A northern Chilean table grape grower has offered his facilities to be used as a distribution center for the post-flood Atacama relief effort, as well as a military precinct and refuge for hundreds of people left stranded.
Jaime Prohens Espinosa has taken a leadership role in supporting recovery around the areas of Apacheta and Los Loros, and says charity work from around the country has been "incredible".
"When you see people suffer it takes you out of any context. It's the first time in my life that I've participated like this in a direct way," he told www.freshfruitportal.com.
"In a tragedy like this, materials recover but there are no words for the human side. Personally, it impacts me a lot."
He said that after the flood hit his Apacheta property on March 24, his operation and the community were left isolated with access to roads, electricity and water all cut off.
"Afterwards we tried to open up the pass to the town of Los Loros, because the truck of one of our refrigeration workers was stuck in front of the mud, so with a truck we managed to get him out and take him down there," Prohens said.
"Then we returned here and our field administrator Fernando Barraza told me one of our workers who has been with us many years had serious problems in her house, but that she didn't want to leave it or her things.
"So I went with my vehicle to her house and it really made an impression on me - she would take out one bucket of water but another three would come in."
Instances like these continued with the Prohens team picking people up from around the zone, and they eventually formed a camp at the facilities of some 80 people.
"Some of them lost everything. Fernando and I went to visit the town and a school teacher was in charge of managing the people, and you could see he was very upset. We saw there were kids and the elderly sleeping on the floor on top of newspapers and cardboard, so there I took the decision to take mattresses to the school so people could have at least the minimum level of comfort.
"We have a tank of potable water so we made constant trips to the town with it. It was like this for three days, and on the fourth day the military arrived and things changed; issues of food and water were resolved, and everything started to get more organized.
"For the use of my facilities, I don't have a deadline. We must take all the time that is needed."
Click here for more stories relating to recent floods in northern Chile and their impact on the country's produce sector.
When the flood hit the company had two days' worth of grapes of good quality to be harvested, but Prohens had to neglect that fruit. The grapes still in storage were sent to another distribution center when the road was opened up, making way for supplies that came by way of the non-profit 'Desafio Levantemos Chile', which loosely translates as the 'Let's lift up Chile Challenge'.
"The following week we had a group of 22 people come with the mission of restoring the kindergarten. When there is a catastrophe of this magnitude, they said the first thing you have to attend to is the safety of the children because they suffer more than an adult.

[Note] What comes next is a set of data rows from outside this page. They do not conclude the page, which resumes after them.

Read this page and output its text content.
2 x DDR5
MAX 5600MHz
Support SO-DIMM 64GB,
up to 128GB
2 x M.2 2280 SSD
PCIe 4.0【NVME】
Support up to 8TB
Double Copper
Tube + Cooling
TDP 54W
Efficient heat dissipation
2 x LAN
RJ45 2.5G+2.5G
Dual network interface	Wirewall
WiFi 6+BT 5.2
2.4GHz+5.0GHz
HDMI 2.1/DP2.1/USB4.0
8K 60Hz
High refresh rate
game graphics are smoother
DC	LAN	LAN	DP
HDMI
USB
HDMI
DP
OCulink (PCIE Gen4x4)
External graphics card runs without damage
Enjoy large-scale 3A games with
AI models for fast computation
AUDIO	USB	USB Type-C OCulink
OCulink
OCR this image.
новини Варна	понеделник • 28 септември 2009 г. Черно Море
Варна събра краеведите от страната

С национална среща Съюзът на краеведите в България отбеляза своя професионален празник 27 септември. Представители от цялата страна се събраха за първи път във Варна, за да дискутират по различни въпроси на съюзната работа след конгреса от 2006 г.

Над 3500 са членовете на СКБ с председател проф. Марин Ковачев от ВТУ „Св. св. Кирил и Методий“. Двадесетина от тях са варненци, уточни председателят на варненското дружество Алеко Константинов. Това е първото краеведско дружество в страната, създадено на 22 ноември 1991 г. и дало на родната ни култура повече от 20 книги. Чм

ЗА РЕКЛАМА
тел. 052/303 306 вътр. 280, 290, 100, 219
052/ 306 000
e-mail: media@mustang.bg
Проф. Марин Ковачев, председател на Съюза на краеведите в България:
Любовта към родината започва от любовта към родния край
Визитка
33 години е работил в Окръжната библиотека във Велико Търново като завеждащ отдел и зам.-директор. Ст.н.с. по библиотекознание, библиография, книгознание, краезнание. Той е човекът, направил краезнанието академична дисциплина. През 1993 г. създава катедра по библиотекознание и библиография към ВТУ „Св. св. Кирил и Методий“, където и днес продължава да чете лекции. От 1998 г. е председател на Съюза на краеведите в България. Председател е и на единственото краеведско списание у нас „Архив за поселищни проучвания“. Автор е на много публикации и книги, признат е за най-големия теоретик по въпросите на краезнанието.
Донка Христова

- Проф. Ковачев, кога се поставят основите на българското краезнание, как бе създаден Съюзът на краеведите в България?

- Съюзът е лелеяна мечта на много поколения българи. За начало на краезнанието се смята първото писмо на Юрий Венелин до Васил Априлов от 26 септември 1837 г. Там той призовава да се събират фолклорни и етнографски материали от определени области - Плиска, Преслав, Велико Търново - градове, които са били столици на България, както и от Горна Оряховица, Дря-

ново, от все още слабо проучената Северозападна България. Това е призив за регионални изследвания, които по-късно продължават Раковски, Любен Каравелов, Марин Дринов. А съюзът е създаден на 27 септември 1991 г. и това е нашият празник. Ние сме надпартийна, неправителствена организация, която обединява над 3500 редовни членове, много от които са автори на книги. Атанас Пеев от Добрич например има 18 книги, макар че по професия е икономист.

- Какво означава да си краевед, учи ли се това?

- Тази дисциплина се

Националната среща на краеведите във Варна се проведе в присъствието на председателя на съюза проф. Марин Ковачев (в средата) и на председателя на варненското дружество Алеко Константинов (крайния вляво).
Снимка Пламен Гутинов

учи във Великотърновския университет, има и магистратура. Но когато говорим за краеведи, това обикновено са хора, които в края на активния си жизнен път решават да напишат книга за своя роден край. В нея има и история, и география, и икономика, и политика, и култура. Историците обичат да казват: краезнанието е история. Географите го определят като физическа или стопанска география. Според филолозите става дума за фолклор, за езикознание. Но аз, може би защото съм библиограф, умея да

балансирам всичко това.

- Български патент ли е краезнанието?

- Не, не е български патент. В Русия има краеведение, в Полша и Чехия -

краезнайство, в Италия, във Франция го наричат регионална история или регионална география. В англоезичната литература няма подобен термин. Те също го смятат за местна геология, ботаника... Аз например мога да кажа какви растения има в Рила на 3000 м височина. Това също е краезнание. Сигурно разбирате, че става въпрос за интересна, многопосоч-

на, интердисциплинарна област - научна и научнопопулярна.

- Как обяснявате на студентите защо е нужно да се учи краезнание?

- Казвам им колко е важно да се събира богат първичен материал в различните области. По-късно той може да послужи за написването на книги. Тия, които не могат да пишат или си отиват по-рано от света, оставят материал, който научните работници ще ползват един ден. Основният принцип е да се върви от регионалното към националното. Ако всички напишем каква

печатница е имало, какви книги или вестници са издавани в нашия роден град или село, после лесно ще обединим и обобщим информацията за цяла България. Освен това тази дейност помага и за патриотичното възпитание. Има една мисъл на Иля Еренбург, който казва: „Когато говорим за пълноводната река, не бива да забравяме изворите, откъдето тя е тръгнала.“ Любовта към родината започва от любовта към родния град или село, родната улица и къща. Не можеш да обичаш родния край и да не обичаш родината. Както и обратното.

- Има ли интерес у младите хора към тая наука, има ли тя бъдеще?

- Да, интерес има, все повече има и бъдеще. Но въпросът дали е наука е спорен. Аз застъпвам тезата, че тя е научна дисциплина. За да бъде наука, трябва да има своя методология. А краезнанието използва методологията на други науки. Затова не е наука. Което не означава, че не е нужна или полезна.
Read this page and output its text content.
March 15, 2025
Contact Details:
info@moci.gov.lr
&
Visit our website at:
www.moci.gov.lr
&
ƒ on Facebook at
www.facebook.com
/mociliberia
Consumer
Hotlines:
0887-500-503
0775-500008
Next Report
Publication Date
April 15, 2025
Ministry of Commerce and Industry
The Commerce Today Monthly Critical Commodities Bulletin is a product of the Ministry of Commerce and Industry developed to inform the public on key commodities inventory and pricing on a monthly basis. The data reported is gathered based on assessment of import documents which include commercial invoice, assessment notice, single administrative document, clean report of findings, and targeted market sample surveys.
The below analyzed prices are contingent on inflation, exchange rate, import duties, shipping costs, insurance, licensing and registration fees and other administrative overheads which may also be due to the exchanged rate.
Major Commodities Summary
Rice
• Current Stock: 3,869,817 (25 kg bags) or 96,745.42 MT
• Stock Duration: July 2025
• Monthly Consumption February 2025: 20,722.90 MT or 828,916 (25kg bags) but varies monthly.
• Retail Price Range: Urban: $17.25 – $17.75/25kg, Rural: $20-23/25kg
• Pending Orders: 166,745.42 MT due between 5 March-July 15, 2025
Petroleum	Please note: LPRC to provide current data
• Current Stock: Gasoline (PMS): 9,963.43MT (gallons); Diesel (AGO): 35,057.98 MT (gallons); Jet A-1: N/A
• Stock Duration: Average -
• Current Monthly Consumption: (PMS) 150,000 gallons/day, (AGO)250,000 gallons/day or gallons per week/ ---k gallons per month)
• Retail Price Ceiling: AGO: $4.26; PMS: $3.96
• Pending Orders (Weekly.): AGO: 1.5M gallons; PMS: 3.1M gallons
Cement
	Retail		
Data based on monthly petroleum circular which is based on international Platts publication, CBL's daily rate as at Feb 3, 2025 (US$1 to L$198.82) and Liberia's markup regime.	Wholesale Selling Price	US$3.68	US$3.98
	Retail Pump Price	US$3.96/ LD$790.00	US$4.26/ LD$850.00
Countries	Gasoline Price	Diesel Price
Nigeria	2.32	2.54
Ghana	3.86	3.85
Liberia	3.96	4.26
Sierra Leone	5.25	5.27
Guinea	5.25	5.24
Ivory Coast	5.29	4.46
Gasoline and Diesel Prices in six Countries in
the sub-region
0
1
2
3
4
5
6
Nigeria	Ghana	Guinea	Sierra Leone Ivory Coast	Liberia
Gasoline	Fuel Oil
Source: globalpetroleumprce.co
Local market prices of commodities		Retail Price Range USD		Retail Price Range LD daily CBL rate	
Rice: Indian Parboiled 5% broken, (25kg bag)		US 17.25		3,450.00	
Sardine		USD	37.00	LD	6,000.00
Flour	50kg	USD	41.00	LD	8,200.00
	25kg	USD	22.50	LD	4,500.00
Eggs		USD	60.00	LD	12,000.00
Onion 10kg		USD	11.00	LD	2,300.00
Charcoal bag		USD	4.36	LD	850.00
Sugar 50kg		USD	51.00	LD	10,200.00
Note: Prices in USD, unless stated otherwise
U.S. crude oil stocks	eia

"You can see it – yesterday a few clouds formed and many kids started to panic, because they thought it would rain again and they would live the same story again."
He said the kindergarten restoration took 1.5 days, before a group of specialist architects, builders and engineers came to make the finishing touches.
Prohens said his days now were divided between working on the business in the morning, and helping the community as much as he can in the afternoon.
"I am giving accommodation to almost 250 people between here and Los Loros; we could have given them more, but there's a camp that's completely lost, buried in 1.5 meters of mud."
Prohens approach to his farm damages is indicative of just how bad the impacts have been for other growers.
"Thankfully I just had damages to vines in one zone...a maximum of 25 hectares have been damaged," he said, with a plan to recover part of the land this year and the rest in the future.
"Thankfully I didn't have any damages to the irrigation system.
"Next season will be normal. We will aim to carry it out as normal and minimize the damage."
For importers looking to support the relief effort in the Atacama region, Prohens recommended they contact 'Desafio Levantemos Chile' to see how they can help.